Tabii bu filmleri izleyip yönetmenleriyle röportaj yapayım derken izleyemediğim filmler oldu, Babamın Sesi, Şimdiki Zaman, Siirt’in Sırrı, Lal Gece gibi filmleri merak ettiğimle kaldım.

Gelelim yarışma sonuçlarına. Benim yönetmende ve en iyi filmde favorim Zeki Demirkubuz/Yeraltı idi. Bununla bağlantılı olarak da tabii Engin Günaydın en iyi erkekte favorimdi. Engin Günaydın ödülü İlyas Salman ile paylaştı, buna sevindim ama bunun dışında Yeraltı yarışmada kendine hiçbir yer bulamadı, bu konuda üzüldüm ve haksızlık olduğunu düşündüm.  En iyi film ödülünü alan Babamın Sesi’ni izleyemedim maalesef. Çok seven var, çok eleştiren var, sevse de ödül almasını eleştiren var… İzlemediğim için ne desem boş ve yersiz olur fakat eğer gerçekten de dendiği gibi politik olduğu için ve duyarlılık göstermek adına aldıysa bu ödülü, o zaman amacımızdan sapıyoruz demektir. Elbette politik sinema yapılmalı, sinema duyarlılığımızı göstermemizin de bir yolu olarak kullanılabilmeli ama bu gerçek anlamda “sinema” değerlendirmelerinin önüne geçip, örneğin Yeraltı gibi bir filmi görmezden gelmemizi sağlıyorsa, orada bir yanlış var demektir. Fakat tekrar söylüyorum, en kısa zamanda filmi izleyip tekrar yorum yapmak isterim, haksızlık etmek istemem.

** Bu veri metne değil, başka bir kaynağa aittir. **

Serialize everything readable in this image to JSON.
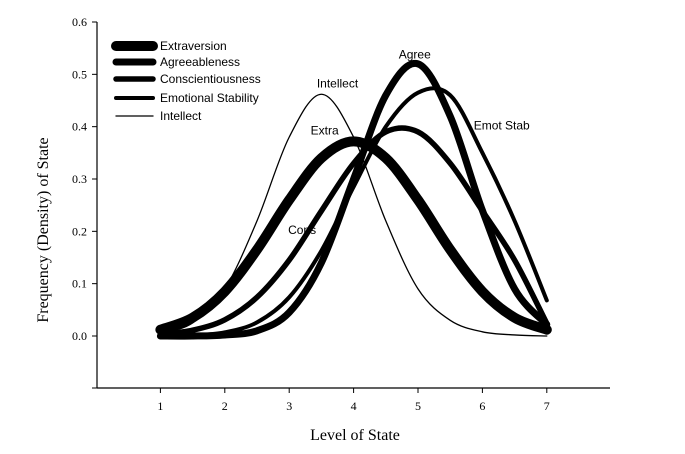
{
  "chart_data": {
    "type": "line",
    "title": "",
    "xlabel": "Level of State",
    "ylabel": "Frequency (Density) of State",
    "xlim": [
      0,
      8
    ],
    "ylim": [
      -0.1,
      0.6
    ],
    "x_ticks": [
      1,
      2,
      3,
      4,
      5,
      6,
      7
    ],
    "y_ticks": [
      0.0,
      0.1,
      0.2,
      0.3,
      0.4,
      0.5,
      0.6
    ],
    "y_tick_labels": [
      "0.0",
      "0.1",
      "0.2",
      "0.3",
      "0.4",
      "0.5",
      "0.6"
    ],
    "grid": false,
    "legend_position": "top-left",
    "x": [
      1,
      1.5,
      2,
      2.5,
      3,
      3.5,
      4,
      4.5,
      5,
      5.5,
      6,
      6.5,
      7
    ],
    "series": [
      {
        "name": "Extraversion",
        "weight": "heaviest",
        "values": [
          0.012,
          0.035,
          0.085,
          0.165,
          0.26,
          0.34,
          0.372,
          0.34,
          0.26,
          0.165,
          0.085,
          0.035,
          0.012
        ]
      },
      {
        "name": "Agreeableness",
        "weight": "heavy",
        "values": [
          0.0,
          0.0,
          0.002,
          0.01,
          0.045,
          0.14,
          0.3,
          0.46,
          0.52,
          0.42,
          0.24,
          0.09,
          0.022
        ]
      },
      {
        "name": "Conscientiousness",
        "weight": "medium-heavy",
        "values": [
          0.003,
          0.011,
          0.031,
          0.074,
          0.145,
          0.239,
          0.33,
          0.39,
          0.39,
          0.33,
          0.239,
          0.145,
          0.024
        ]
      },
      {
        "name": "Emotional Stability",
        "weight": "medium",
        "values": [
          0.0,
          0.001,
          0.007,
          0.026,
          0.074,
          0.163,
          0.285,
          0.4,
          0.465,
          0.46,
          0.35,
          0.22,
          0.068
        ]
      },
      {
        "name": "Intellect",
        "weight": "thin",
        "values": [
          0.005,
          0.025,
          0.09,
          0.22,
          0.38,
          0.462,
          0.38,
          0.22,
          0.09,
          0.03,
          0.008,
          0.002,
          0.0
        ]
      }
    ],
    "annotations": [
      {
        "text": "Intellect",
        "x": 3.75,
        "y": 0.475
      },
      {
        "text": "Agree",
        "x": 4.95,
        "y": 0.53
      },
      {
        "text": "Extra",
        "x": 3.55,
        "y": 0.385
      },
      {
        "text": "Emot Stab",
        "x": 6.3,
        "y": 0.395
      },
      {
        "text": "Cons",
        "x": 3.2,
        "y": 0.195
      }
    ]
  }
}
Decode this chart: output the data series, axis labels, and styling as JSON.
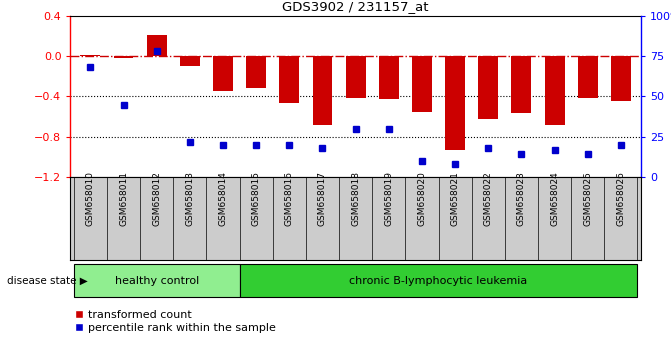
{
  "title": "GDS3902 / 231157_at",
  "samples": [
    "GSM658010",
    "GSM658011",
    "GSM658012",
    "GSM658013",
    "GSM658014",
    "GSM658015",
    "GSM658016",
    "GSM658017",
    "GSM658018",
    "GSM658019",
    "GSM658020",
    "GSM658021",
    "GSM658022",
    "GSM658023",
    "GSM658024",
    "GSM658025",
    "GSM658026"
  ],
  "red_values": [
    0.01,
    -0.02,
    0.21,
    -0.1,
    -0.35,
    -0.32,
    -0.46,
    -0.68,
    -0.42,
    -0.43,
    -0.55,
    -0.93,
    -0.62,
    -0.56,
    -0.68,
    -0.42,
    -0.45
  ],
  "blue_values": [
    68,
    45,
    78,
    22,
    20,
    20,
    20,
    18,
    30,
    30,
    10,
    8,
    18,
    14,
    17,
    14,
    20
  ],
  "healthy_count": 5,
  "healthy_label": "healthy control",
  "disease_label": "chronic B-lymphocytic leukemia",
  "disease_state_label": "disease state",
  "legend_red": "transformed count",
  "legend_blue": "percentile rank within the sample",
  "ylim_left": [
    -1.2,
    0.4
  ],
  "ylim_right": [
    0,
    100
  ],
  "yticks_left": [
    0.4,
    0.0,
    -0.4,
    -0.8,
    -1.2
  ],
  "yticks_right": [
    100,
    75,
    50,
    25,
    0
  ],
  "bar_color": "#CC0000",
  "dot_color": "#0000CC",
  "healthy_color": "#90EE90",
  "disease_color": "#32CD32",
  "bg_color": "#FFFFFF",
  "tick_label_bg": "#CCCCCC"
}
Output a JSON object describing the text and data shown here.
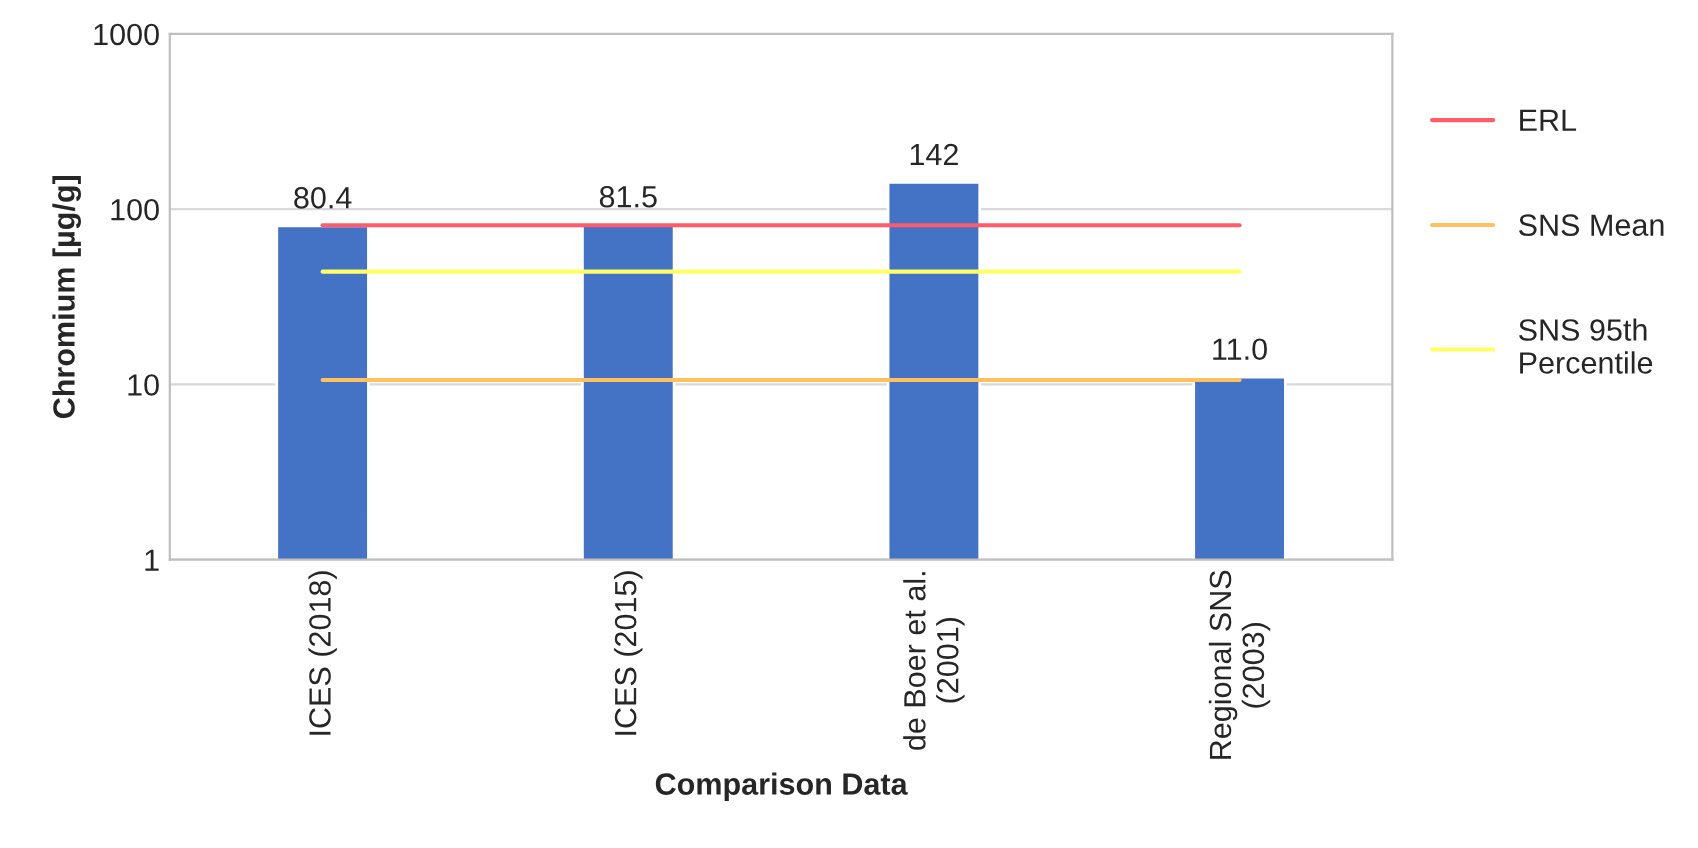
{
  "chart_data": {
    "type": "bar",
    "xlabel": "Comparison Data",
    "ylabel": "Chromium [µg/g]",
    "categories": [
      "ICES (2018)",
      "ICES (2015)",
      "de Boer et al.\n(2001)",
      "Regional SNS\n(2003)"
    ],
    "series": [
      {
        "color": "#4472c4",
        "values": [
          80.4,
          81.5,
          142,
          11.0
        ],
        "value_labels": [
          "80.4",
          "81.5",
          "142",
          "11.0"
        ]
      },
      {
        "type": "line",
        "name": "ERL",
        "color": "#ff5b6b",
        "values": [
          81,
          81,
          81,
          81
        ]
      },
      {
        "type": "line",
        "name": "SNS Mean",
        "color": "#ffc060",
        "values": [
          10.6,
          10.6,
          10.6,
          10.6
        ]
      },
      {
        "type": "line",
        "name": "SNS 95th\nPercentile",
        "color": "#ffff66",
        "values": [
          44,
          44,
          44,
          44
        ]
      }
    ],
    "log": "y",
    "ylim": [
      1,
      1000
    ],
    "yticks": [
      1,
      10,
      100,
      1000
    ],
    "grid": "y",
    "legend": "right"
  }
}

En İyi Yönetmen ödülünü Pelin Esmer’in alması beni sevindirdi. Derli toplu, samimi film, başarılı ve çalışkan yönetmen. Sonuç belli: başarı!

Türkan Şoray Umut Veren Kadın Oyuncu Ödülü de Neslihan Atagül’e giderken, en iyi kadın oyuncu ödülüne de Nilay Erdönmez layık görüldü, bu seçimler de bana makul göründü.

En İyi Müzik ödülüne kimsenin layık görülmemesi ise epey tepki yarattı, bence de haklı bir tepki var. O zaman neden o kadar aday vardı ve o gece orada davetli bir şekilde ödül almayı beklediler? Ayıp…

Açıkçası festival jürilerinin yönetmen ve oyunculardan oluşması bana biraz saçma geliyor. Hele ki bu dönemin yönetmeni ve oyuncuları olduğunda, bence ister istemez, araya kıskançlıklar, ara bozuklukları vs girecektir. Örneğin Nuri Bilge Ceylan’ın jüri olacağı bir festivale Zeki Demirkubuz’un filmini göndermeyeceği aşikardır. Ferzan Özpetek de aynı dönemin yönetmeni. Ben kötü niyetten bahsetmiyorum ve kimseyi suçlamıyorum ama ister istemez insan meslektaşının yaptığı işe farklı bir gözle bakabilir. Uzun süredir yeni film çekmemiş eski ve deneyimli yönetmenler olsun desem, onların da yeni yönetmenler konusunda kıskanç olduklarını maalesef birebir tanıştığım bazı yönetmenlerden biliyorum. Dolayısıyla belki en deneyimli yapımcılar ve sinema yazarlarından oluşan bir festival jürisi çok daha sağlıklı kararlar verebilir.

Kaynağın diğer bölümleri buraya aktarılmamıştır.